The literal translation of rōnin is “wave man.”
The literal translation of ronin is “wave man.” It is an idiomatic expression for “vagrant” or “wandering man,” someone who is without a home or a leader.
Back when there was tangible job security, the Japanese work culture used this expression to describe a person between jobs or even a consultant or freelancer.
In today’s workplace, there are many kinds of organizational rōnin, and of course, the concept of people surviving various forms of organizational change at different stages, is gender neutral, situation and scenario-neutral.
Generally, with the exception of the public sector which still enjoys stable and long term employment, most people in the information economy have been, or will be, through a variety of nonlinear career changes, essentially giving them different and varied masters who come and go.
Rōnin During Times of Organizational Change
During postmerger integrations for example, employees of a legacy organization which was acquired, now may be working without the protective or paternalistic supervision of the former managers and/or owners who are now gone, casualties of the changes which typically begin at the time of closing of the transaction.

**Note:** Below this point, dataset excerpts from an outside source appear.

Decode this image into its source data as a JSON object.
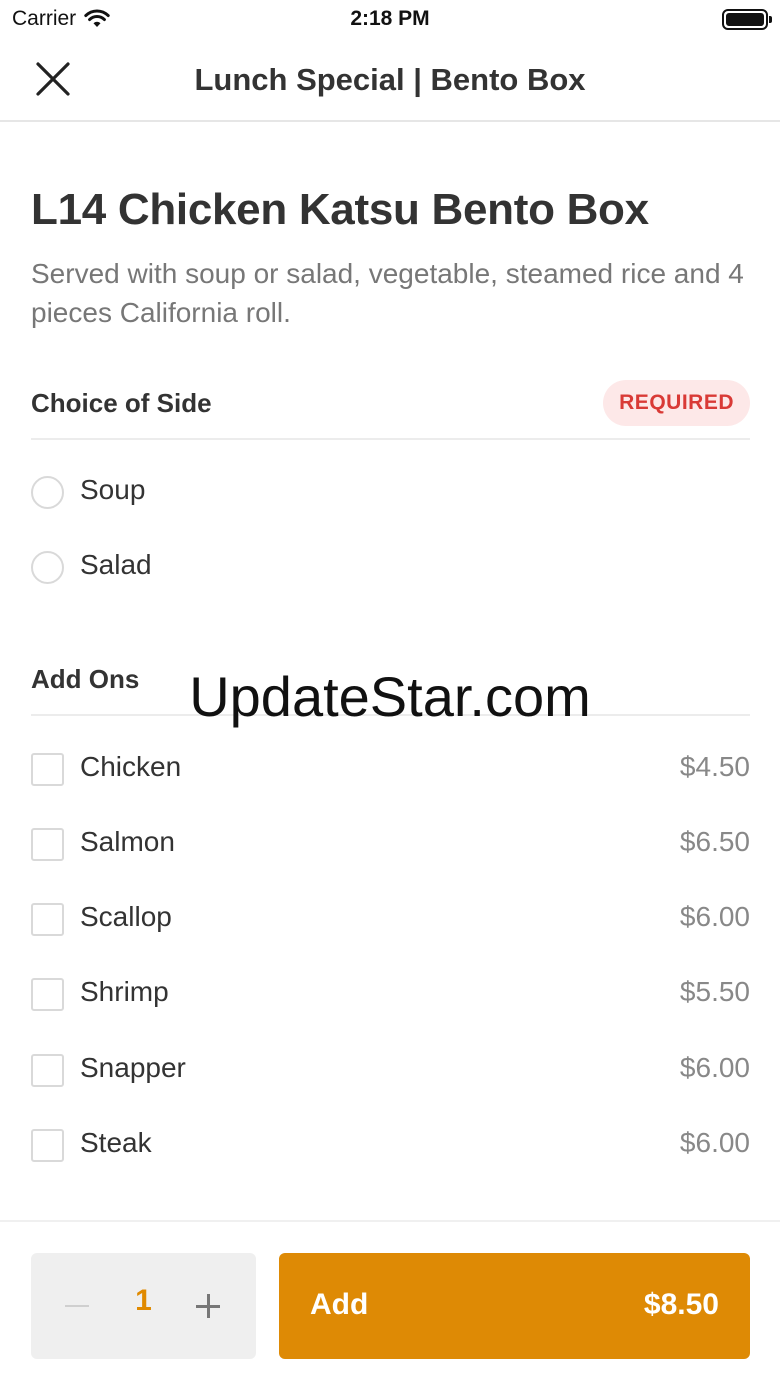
{
  "status_bar": {
    "carrier": "Carrier",
    "time": "2:18 PM"
  },
  "nav": {
    "title": "Lunch Special | Bento Box"
  },
  "item": {
    "title": "L14 Chicken Katsu Bento Box",
    "description": "Served with soup or salad, vegetable, steamed rice and 4 pieces California roll."
  },
  "side_section": {
    "title": "Choice of Side",
    "badge": "REQUIRED",
    "options": [
      {
        "label": "Soup"
      },
      {
        "label": "Salad"
      }
    ]
  },
  "addons_section": {
    "title": "Add Ons",
    "options": [
      {
        "label": "Chicken",
        "price": "$4.50"
      },
      {
        "label": "Salmon",
        "price": "$6.50"
      },
      {
        "label": "Scallop",
        "price": "$6.00"
      },
      {
        "label": "Shrimp",
        "price": "$5.50"
      },
      {
        "label": "Snapper",
        "price": "$6.00"
      },
      {
        "label": "Steak",
        "price": "$6.00"
      }
    ]
  },
  "watermark": "UpdateStar.com",
  "footer": {
    "quantity": "1",
    "add_label": "Add",
    "add_price": "$8.50"
  },
  "colors": {
    "accent": "#de8a05",
    "quantity_text": "#e08a00",
    "required_text": "#d93a36",
    "required_bg": "#fde8e8"
  }
}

During times of organizational restructuring and turnaround, duplicative executive and managerial overhead often needs to be reduced, in order to reduce SG&A load and get the company into alignment with direct and indirect revenue producing operations.

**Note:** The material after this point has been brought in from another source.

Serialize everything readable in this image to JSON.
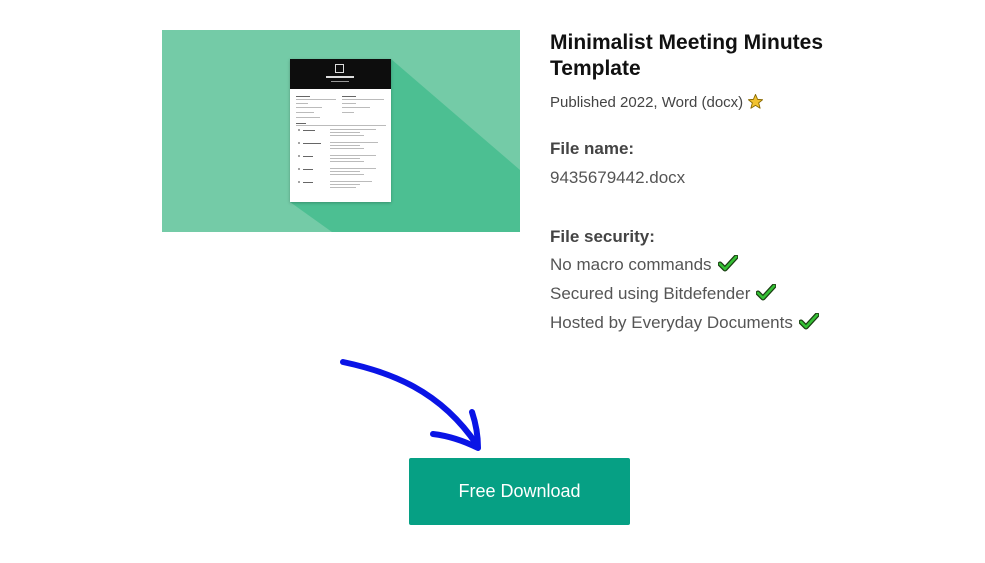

In both of these cases, the net result can be employees who may have been previously “factionalized” prior to an executive leader’s role being eliminated, now being leaderless rōnin — essentially samurai without a master. Being “leaderless,” of course, exposes them; while in the modern organization, there are some professionals who may choose a modern-day workplace equivalent of seppoku, and be loyal to their prior master. This loyalty to a headless regime is tantamount to organizational, ritual suicide.
While rōnin are not necessarily mercinaries and their loyalty may exist in varying degrees, or not at all, they are always best served to be loyal to the goals of the organization moving forward — such as “going with the flow,” or “riding the wave” — and thus the “wave men and women” will ensure that they have clear relevance in the present.
If it is not meant to be, and there is no place for them in the new organization, they are well suited to be always recognized as professional and regarded for their loyalty to the mission at hand.
Of course, there are, for open minded leaders and owners of organizations, ample opportunity to steer the organization objectively to new benchmarks in opportunities through interim management.
A good interim “Rōnin” is always better than a weak leader.